Le rejet par vote, fin novembre dernier, de travaux d’aménagements sur les autoroutes helvétiques a mis en lumière plusieurs enjeux et défis non pas seulement liés à la mobilité automobile mais aux mobilités. La Suisse alémanique représente près de 70% de la population suisse et pèse pour plus de 70% du PIB suisse. Depuis les années 1970, la Suisse alémanique a connu plusieurs améliorations significatives en matière de mobilité, qu'il s'agisse des transports publics, de l'infrastructure routière ou des politiques de transport durable. La mobilité en Suisse alémanique, fait face, aujourd’hui, à plusieurs défis et opportunités en raison de la densité de sa population et de sa croissance, de son économie développée et des infrastructures de transport particulières à cette région. L'histoire de la mobilité en Suisse alémanique depuis la crise pétrolière des années 1970 est marquée par plusieurs évolutions majeures, tant sur le plan de l'infrastructure que des politiques de transport. Après le choc pétrolier, des politiques ont été mises en place pour encourager l'utilisation des transports publics et réduire l'usage de la voiture individuelle. Durant les années 1980-1990, le développement des transports publics a été soutenu par les autorités cantonales et fédérales, avec une attention particulière portée à la modernisation des transports urbains et l’extension du réseau ferroviaire.

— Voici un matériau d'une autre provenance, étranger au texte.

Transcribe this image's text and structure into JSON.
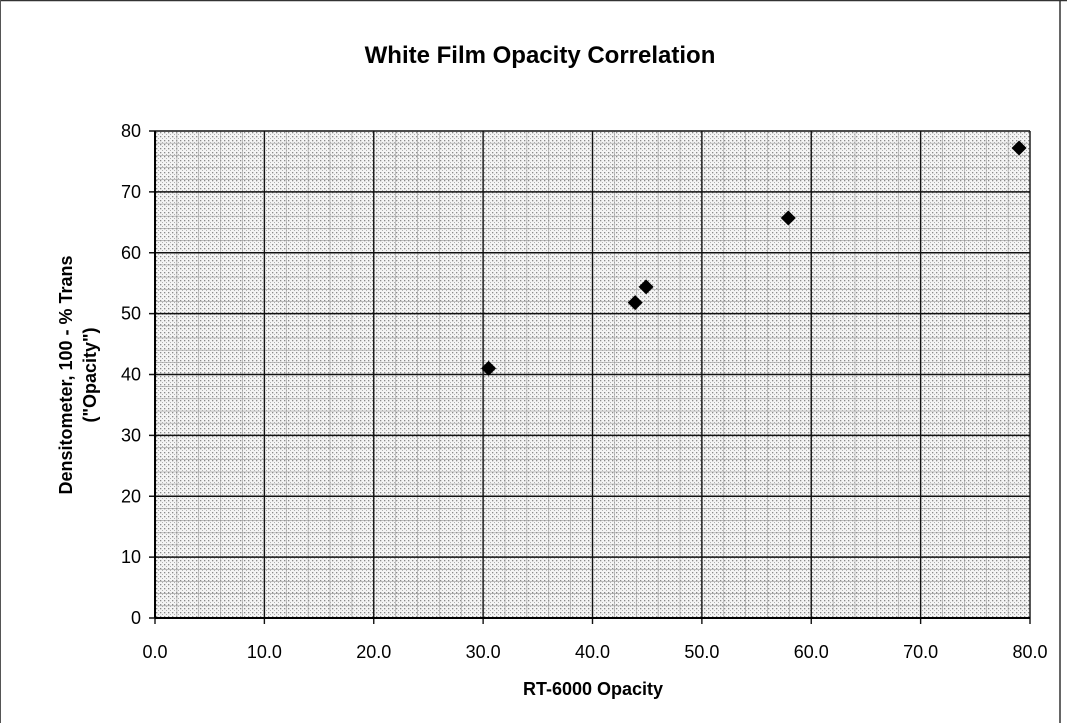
{
  "chart_data": {
    "type": "scatter",
    "title": "White Film Opacity Correlation",
    "xlabel": "RT-6000 Opacity",
    "ylabel_lines": [
      "Densitometer, 100 - % Trans",
      "(\"Opacity\")"
    ],
    "xlim": [
      0,
      80
    ],
    "ylim": [
      0,
      80
    ],
    "x_ticks": [
      "0.0",
      "10.0",
      "20.0",
      "30.0",
      "40.0",
      "50.0",
      "60.0",
      "70.0",
      "80.0"
    ],
    "y_ticks": [
      "0",
      "10",
      "20",
      "30",
      "40",
      "50",
      "60",
      "70",
      "80"
    ],
    "grid": true,
    "legend": "none",
    "marker": "diamond",
    "points": [
      {
        "x": 30.5,
        "y": 41.0
      },
      {
        "x": 43.9,
        "y": 51.8
      },
      {
        "x": 44.9,
        "y": 54.4
      },
      {
        "x": 57.9,
        "y": 65.7
      },
      {
        "x": 79.0,
        "y": 77.2
      }
    ]
  },
  "colors": {
    "plot_background": "#ededed",
    "grid_major": "#111111",
    "marker": "#000000",
    "text": "#000000"
  }
}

Le programme « RAIL 2000 », qui avait été approuvé en votation populaire en 1987 a posé les bases de la réussite à long terme du système ferroviaire en Suisse. La précision et la fiabilité, des qualités devenues synonymes des transports publics suisses ont été ainsi des piliers du succès du système ferroviaire en Suisse alémanique. Cette réussite s’appuie sur une gestion rigoureuse des infrastructures, une planification minutieuse des horaires basée sur un système de cadencement performant, et des investissements constants pour moderniser les équipements. Les coûts s’élevaient à 5,4 milliards de francs. Le résultat a été au rendez-vous comme l’atteste la hausse de 30% de la fréquentation ferroviaire entre 1996 et 2005, et avec près de 93% des trains arrivant à l’heure encore en 2023 ; cette ponctualité exceptionnelle a su bâtir une relation de confiance durable entre opérateur et usagers. Parallèlement, la proximité avec les clients reste une priorité. Les gares ne sont pas de simples points de transit : elles sont conçues comme des espaces de vie et de services, mêlant mobilité, commerce, culture et convivialité, comme le témoigne la gare centrale de Zurich.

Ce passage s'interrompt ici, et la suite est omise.